In other instances, RAs said they felt a tension between their identities as people of color and their roles at the college, Foste said. For example, a Black RA named Ezra (whose full name, like those of other RAs, was withheld in the paper) told the scholars that he didn’t feel comfortable attending a mandatory program with campus police officers. Nevertheless, his supervisor pushed him to go, saying his discomfort would help him grow as a person.
“But me growing up in Alabama, being Black, I’ve been uncomfortable my whole life,” Ezra told the researchers.
Tricky Choices
Johnson said he had become interested in this research, in part, because of his previous experience in campus housing. He was an RA as an undergrad at Iowa State University and later was a graduate-hall director at Michigan State University.

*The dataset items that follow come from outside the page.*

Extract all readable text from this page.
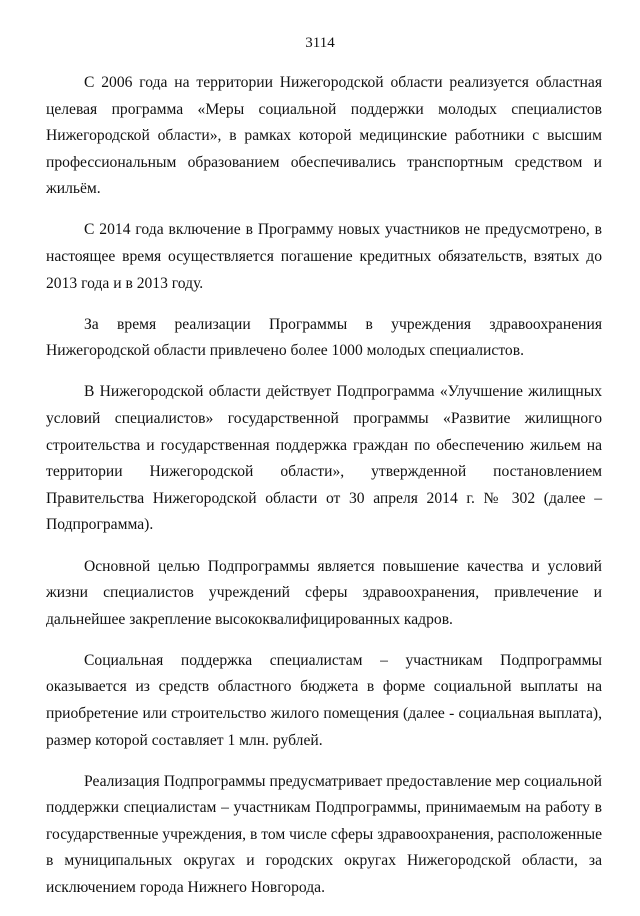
3114

С 2006 года на территории Нижегородской области реализуется областная целевая программа «Меры социальной поддержки молодых специалистов Нижегородской области», в рамках которой медицинские работники с высшим профессиональным образованием обеспечивались транспортным средством и жильём.

С 2014 года включение в Программу новых участников не предусмотрено, в настоящее время осуществляется погашение кредитных обязательств, взятых до 2013 года и в 2013 году.

За время реализации Программы в учреждения здравоохранения Нижегородской области привлечено более 1000 молодых специалистов.

В Нижегородской области действует Подпрограмма «Улучшение жилищных условий специалистов» государственной программы «Развитие жилищного строительства и государственная поддержка граждан по обеспечению жильем на территории Нижегородской области», утвержденной постановлением Правительства Нижегородской области от 30 апреля 2014 г. № 302 (далее – Подпрограмма).

Основной целью Подпрограммы является повышение качества и условий жизни специалистов учреждений сферы здравоохранения, привлечение и дальнейшее закрепление высококвалифицированных кадров.

Социальная поддержка специалистам – участникам Подпрограммы оказывается из средств областного бюджета в форме социальной выплаты на приобретение или строительство жилого помещения (далее - социальная выплата), размер которой составляет 1 млн. рублей.

Реализация Подпрограммы предусматривает предоставление мер социальной поддержки специалистам – участникам Подпрограммы, принимаемым на работу в государственные учреждения, в том числе сферы здравоохранения, расположенные в муниципальных округах и городских округах Нижегородской области, за исключением города Нижнего Новгорода.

One point that stuck out to him in the study was the tricky choice that some students had to make about their work. Some RAs said they had taken the job because they’d had a good housing experience themselves. Others said they needed funding that came with the job. When those students did not like parts of the job — like when they had to water down diversity programming or to interact with the campus police — they needed to carefully navigate their next step. They wanted to avoid conflict with housing administrators that could jeopardize the job that helped them afford college.
RAs in the study also said they felt the emotional weight of racist incidents on campus and elsewhere. But some said they were given little time to process those events. One RA, Erin, an Asian American student, told the researchers that housing administrators expected RAs to shut out their own feelings after a racist incident and follow the college’s talking points or protocol, pretending everything was OK.

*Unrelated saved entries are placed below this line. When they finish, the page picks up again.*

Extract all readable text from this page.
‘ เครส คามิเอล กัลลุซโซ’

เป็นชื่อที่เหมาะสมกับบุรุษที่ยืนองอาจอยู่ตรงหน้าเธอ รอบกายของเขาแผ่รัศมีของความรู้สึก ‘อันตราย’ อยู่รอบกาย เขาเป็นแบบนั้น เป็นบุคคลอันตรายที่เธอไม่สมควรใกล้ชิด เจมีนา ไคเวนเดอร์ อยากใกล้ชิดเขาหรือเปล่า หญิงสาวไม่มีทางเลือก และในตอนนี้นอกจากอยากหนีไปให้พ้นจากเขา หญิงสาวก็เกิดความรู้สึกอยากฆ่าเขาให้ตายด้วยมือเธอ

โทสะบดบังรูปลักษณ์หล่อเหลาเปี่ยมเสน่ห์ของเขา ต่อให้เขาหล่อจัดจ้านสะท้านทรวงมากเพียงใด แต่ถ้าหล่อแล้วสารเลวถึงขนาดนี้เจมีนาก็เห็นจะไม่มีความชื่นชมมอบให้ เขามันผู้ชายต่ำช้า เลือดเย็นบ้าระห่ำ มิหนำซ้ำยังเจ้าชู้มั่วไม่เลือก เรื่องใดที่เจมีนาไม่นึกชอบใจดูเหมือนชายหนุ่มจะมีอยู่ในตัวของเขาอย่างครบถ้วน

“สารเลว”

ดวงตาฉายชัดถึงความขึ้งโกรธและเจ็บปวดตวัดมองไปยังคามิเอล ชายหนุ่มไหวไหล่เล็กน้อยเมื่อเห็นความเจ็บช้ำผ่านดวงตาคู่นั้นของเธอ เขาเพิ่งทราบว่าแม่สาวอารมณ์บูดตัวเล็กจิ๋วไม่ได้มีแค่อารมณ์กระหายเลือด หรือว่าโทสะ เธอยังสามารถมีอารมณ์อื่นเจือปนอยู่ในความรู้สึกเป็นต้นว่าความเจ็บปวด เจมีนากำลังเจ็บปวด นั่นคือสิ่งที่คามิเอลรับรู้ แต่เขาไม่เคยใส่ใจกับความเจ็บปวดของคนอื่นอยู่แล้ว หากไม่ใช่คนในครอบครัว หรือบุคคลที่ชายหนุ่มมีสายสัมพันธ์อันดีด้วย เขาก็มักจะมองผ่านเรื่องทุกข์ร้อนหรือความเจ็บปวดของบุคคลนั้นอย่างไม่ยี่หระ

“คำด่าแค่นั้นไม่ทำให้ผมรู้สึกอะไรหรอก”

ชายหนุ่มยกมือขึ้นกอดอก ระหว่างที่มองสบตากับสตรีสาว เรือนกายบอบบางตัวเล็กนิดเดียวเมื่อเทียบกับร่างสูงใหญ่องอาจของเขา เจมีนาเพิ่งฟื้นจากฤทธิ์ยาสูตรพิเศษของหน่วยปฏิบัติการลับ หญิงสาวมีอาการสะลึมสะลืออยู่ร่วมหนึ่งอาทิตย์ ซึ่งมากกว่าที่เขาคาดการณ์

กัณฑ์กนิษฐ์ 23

“They expect us to work as employees who are robots and can just spew things out,” she said.
Overwhelming Expectations
Many RAs told Foste and Johnson that this was the first time someone had asked them questions about their identity and work.
RAs have an immersive job in a fishbowl role, Johnson said. Their high visibility can add to the pressure that many RAs of color feel. Students and administrators will often see RAs as only RAs, even when they are away from their residence halls.
To alleviate some of those pressures, campuses should consider creating a space for RAs of color to convene and vent, Johnson suggested. Administrators should also take stock of what exactly the campus asks of RAs while considering that they’ll be balancing the job with schoolwork and other activities, he said. Many RAs in the study said they were overwhelmed, but sometimes the expectations themselves are overwhelming.
Foste and Johnson are continuing to research race and campus housing. A forthcoming larger study will touch on, among other things, who is entitled to or afforded notions of comfort, belonging, and safety in campus housing.